On the Origin of the Lorentz Force: The Second Term of “qv × B” in the Formulation of the Lorentz Force is due to a “Local” Electric Field Predicted by Maxwell’s Equations

Abstract

A novel approach to the origin of the second term in the Lorentz force is introduced according to which it is claimed that the said force is due to a local electric field predicted by Maxwell’s equations if, as an auxiliary assumption, every charged fundamental particle of finite size behaves as a perfect conductive material that persists in keeping its intrinsic magnetic field unchanged or behaves as a superconductive material that nullifies any internal magnetic field as the particle is subjected to any external magnetic field.
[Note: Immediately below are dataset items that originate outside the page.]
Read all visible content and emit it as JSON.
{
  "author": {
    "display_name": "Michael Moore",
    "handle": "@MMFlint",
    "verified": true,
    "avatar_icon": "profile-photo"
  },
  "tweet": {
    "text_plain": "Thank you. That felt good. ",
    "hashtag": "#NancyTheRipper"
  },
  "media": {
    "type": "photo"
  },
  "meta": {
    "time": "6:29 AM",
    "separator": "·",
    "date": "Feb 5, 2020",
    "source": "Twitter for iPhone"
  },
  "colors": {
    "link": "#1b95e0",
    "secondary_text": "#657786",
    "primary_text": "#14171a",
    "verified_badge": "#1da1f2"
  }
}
That is, when, say, a charged particle moves through an external uniform magnetic field from left to right so that the velocity is always perpendicular to the magnetic field lines, the infinitesimal displacement of the particle in the distance ahead, along its velocity, and located very close to the right-hand side of the particle causes the external magnetic field to disappear in that very spatial dimensions which are now filled with the particle. On the contrary, the magnetic field appears in an infinitesimally small displacement at the back of the particle and very close to its left-hand side as it leaves the previously occupied space. This disappearance and appearance of the magnetic fields at, respectively, the right- and left-hand sides of the moving particle make some local electric fields appear, circulating the magnetic field lines. It is shown that this model for fundamental particles can predict a considerable portion of the Lorentz force which is thought-provoking. It is also thought-provoking why such a mechanism has been overlooked for nearly 130 years.